Understanding Phase noise and jitter

  • 31 May, 2024
  • by Roland Teoh

Understanding phase noise and jitter is essential in the fields of telecommunications, electronics, and signal processing, as they both represent imperfections in signal timing that can affect the performance and reliability of systems.

Phase Noise:

• Definition: Phase noise refers to the rapid, short-term, random fluctuations in the phase of a waveform, caused by time domain instabilities.

• Representation: It is usually represented in the frequency domain and shown as the spectral density of phase deviations from an ideal carrier wave.

• Impact: High phase noise can degrade the performance of communication systems, radars, and precision measurement instruments by causing errors in signal interpretation and reducing signal-to-noise ratio (SNR).

• Applications: In RF (Radio Frequency) communications and radar systems, low phase noise is crucial for maintaining the clarity and integrity of signals, especially in narrowband applications where signal quality is paramount.


• Definition: Jitter is the deviation from true periodicity of a presumably periodic signal, often in relation to a reference clock signal. It encompasses variations in both the timing of the pulse edges and the signal’s phase.

• Types: Jitter can be categorized into several types, including random jitter (intrinsic to electronic systems), deterministic jitter (predictable and repeatable), and total jitter (the combination of all jitter components).

• Impact: Jitter can cause bit errors in digital communication systems by leading to timing errors, resulting in the corruption of data. In high-speed data transmission, even small amounts of jitter can be significant.

• Applications: Jitter is a critical parameter in digital communications, data converters (ADCs/DACs), and any system relying on precise timing for data transmission and processing.

Relationship Between Phase Noise and Jitter:

• Phase noise and jitter are related concepts but from different perspectives. Phase noise is viewed in the frequency domain, whereas jitter is observed in the time domain.

• In many cases, especially in oscillators and clock signals, phase noise can be converted to jitter. High phase noise in the frequency domain implies high jitter in the time domain, impacting the timing accuracy of digital signals.

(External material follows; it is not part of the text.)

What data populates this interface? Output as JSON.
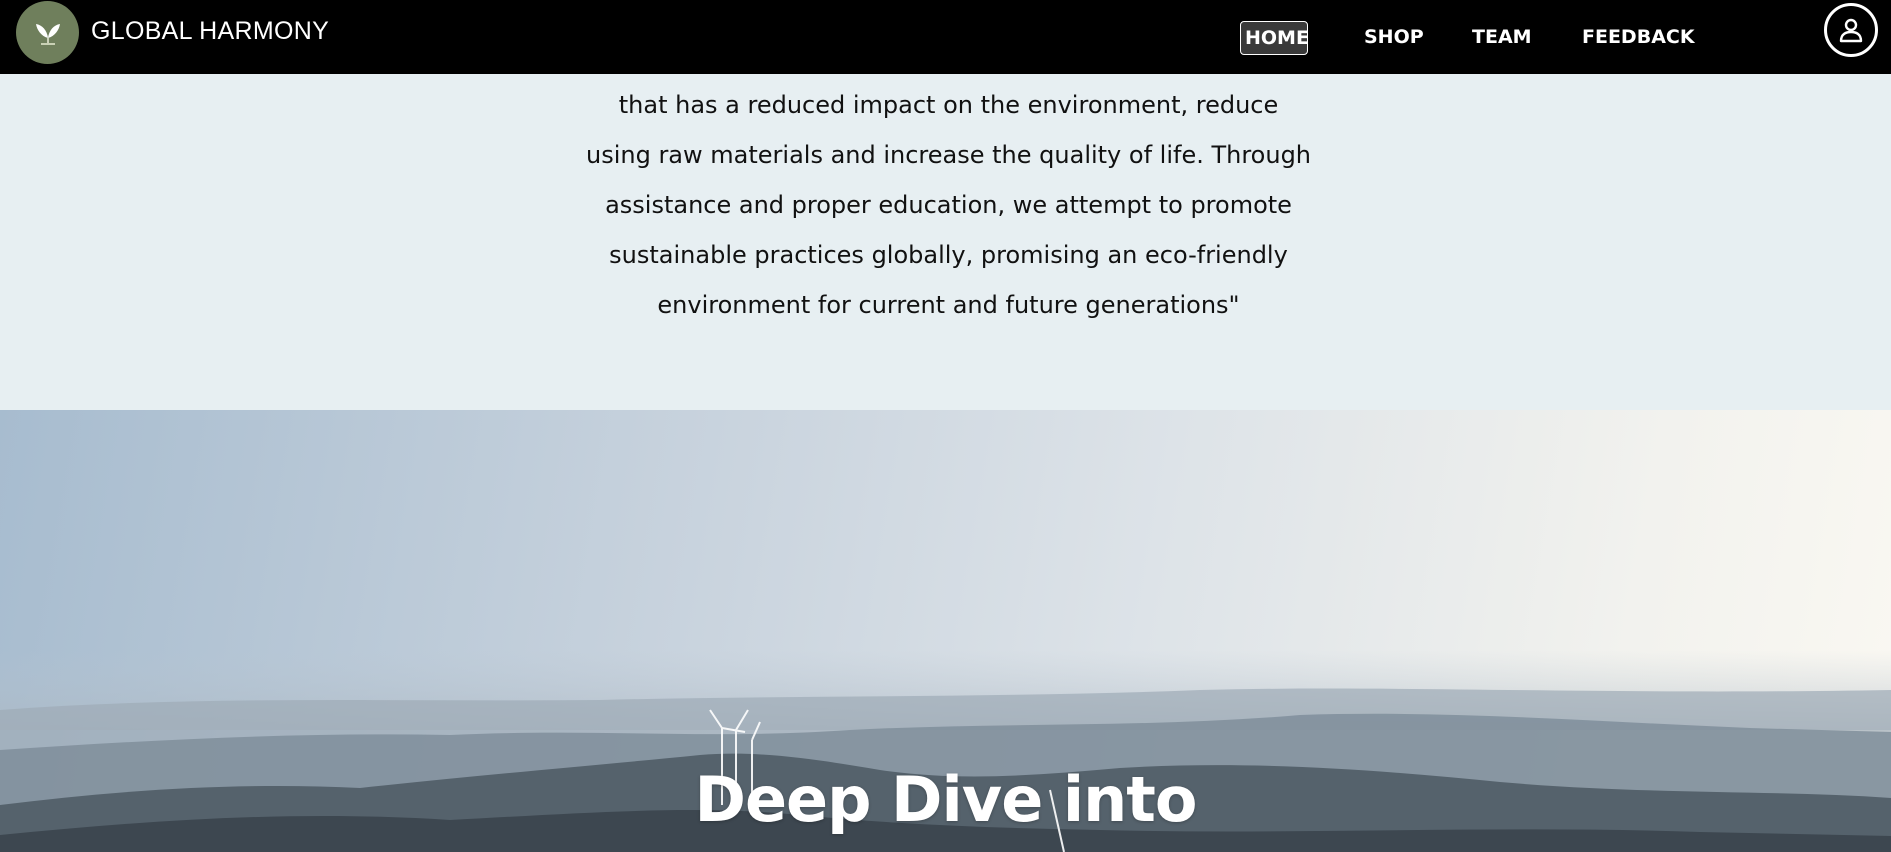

• For applications requiring high precision and stability, such as high-speed data transmission, satellite communication, and precision measurements, minimizing both phase noise and jitter is essential to ensure system performance and reliability.

In summary, both phase noise and jitter are critical in evaluating the quality and performance of electronic and communication systems, and efforts to minimize these factors are vital in the design and optimization of such systems.